Understanding the Clayton Antitrust Act
At the turn of the 20th century, a handful of large U.S. corporations began to dominate entire industry segments by engaging in predatory pricing, exclusive dealings, and mergers designed to destroy competitors.
In 1914, Rep. Henry De Lamar Clayton, of Alabama, introduced legislation to regulate the behavior of massive entities. The bill passed the House of Representatives with a vast majority on June 5, 1914. President Woodrow Wilson signed the initiative into law on Oct. 15, 1914.
The act is enforced by the FTC and prohibits exclusive sales contracts, certain types of rebates, discriminatory freight agreements, and local price-cutting maneuvers.
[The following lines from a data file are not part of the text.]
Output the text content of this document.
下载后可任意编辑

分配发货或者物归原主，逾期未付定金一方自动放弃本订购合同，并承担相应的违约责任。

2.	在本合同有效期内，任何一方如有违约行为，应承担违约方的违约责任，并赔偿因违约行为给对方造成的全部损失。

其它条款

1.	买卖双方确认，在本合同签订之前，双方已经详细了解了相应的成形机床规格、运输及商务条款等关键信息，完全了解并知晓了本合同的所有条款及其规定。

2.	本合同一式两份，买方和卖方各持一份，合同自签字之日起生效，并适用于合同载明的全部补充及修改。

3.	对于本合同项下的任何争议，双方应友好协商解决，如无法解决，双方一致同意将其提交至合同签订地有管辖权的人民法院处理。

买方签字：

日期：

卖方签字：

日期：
It also forbids certain types of holding companies. According to the FTC, the Clayton Act also allows private parties to take legal action against companies and seek triple damages when they have been harmed by conduct against the Clayton Act. They may also seek and get a court order against any future anticompetitive practice.
In addition, the Clayton Act specifies that labor is not an economic commodity. It upholds issues conducive to organized labor, declaring peaceful strikes, picketing, boycotts, agricultural cooperatives, and labor unions were all legal under federal law.
There are 26 sections to the Clayton Act. Among them, the most notable include:
- The second section, which deals with the unlawfulness of price discrimination, price-cutting, and predatory pricing.
- Exclusive dealings or the attempt to create a monopoly, which is addressed in the third section.
- The fourth section, which states the right of private lawsuits of any individual injured by anything forbidden in the antitrust laws.
- Labor and the exemption of the workforce, which are covered in the sixth section.
- The seventh section, which handles mergers and acquisitions and is often referred to when multiple companies attempt to become a single entity.
The Clayton Antitrust Act is still in force today, essentially in its original form. However, it was somewhat amended by the Robinson-Patman Act of 1936 and the Celler-Kefauver Act of 1950. The Robinson-Patman Act reinforced laws against price discrimination among customers. The Celler-Kefauver Act prohibited one company from acquiring the stock or assets of another firm, if an acquisition reduced competition. It further extended antitrust laws to cover all types of mergers across industries, not just horizontal ones within the same sector.
The act was also amended by the Hart-Scott-Rodino Antitrust Improvements Act of 1976. This amendment made it a requirement that companies planning big mergers or acquisitions make their intentions known to the government before taking any such action.
Clayton Antitrust Act vs. Sherman Antitrust Act
The Sherman Antitrust Act of 1890 was proposed by John Sherman from Ohio and was later amended by the Clayton Antitrust Act. The Sherman Antitrust Act prohibited trusts and outlawed monopolistic business practices, making them illegal in an effort to bolster competition within the marketplace.
The act contained three different sections. The first defined and banned different types of anticompetitive conduct. The second section addressed the end results considered to be anticompetitive. The third and final section extended the provisions in the first section to include D.C. and any U.S. territories.
But the language used in the Sherman Act was deemed too vague. This allowed businesses to continue engaging in operations that discouraged competition and fair pricing. These controlling practices directly impacted local concerns and often drove smaller entities out of business, which necessitated the passing of the Clayton Antitrust Act in 1914.
While the Clayton Act continued the Sherman Act’s ban on anticompetitive mergers and the practice of price discrimination, it also addressed issues the older act didn’t cover by outlawing incipient forms of unethical behavior. For example, while the Sherman Antitrust Act made monopolies illegal, the Clayton Antitrust Act banned operations intended to lead to the formationof monopolies.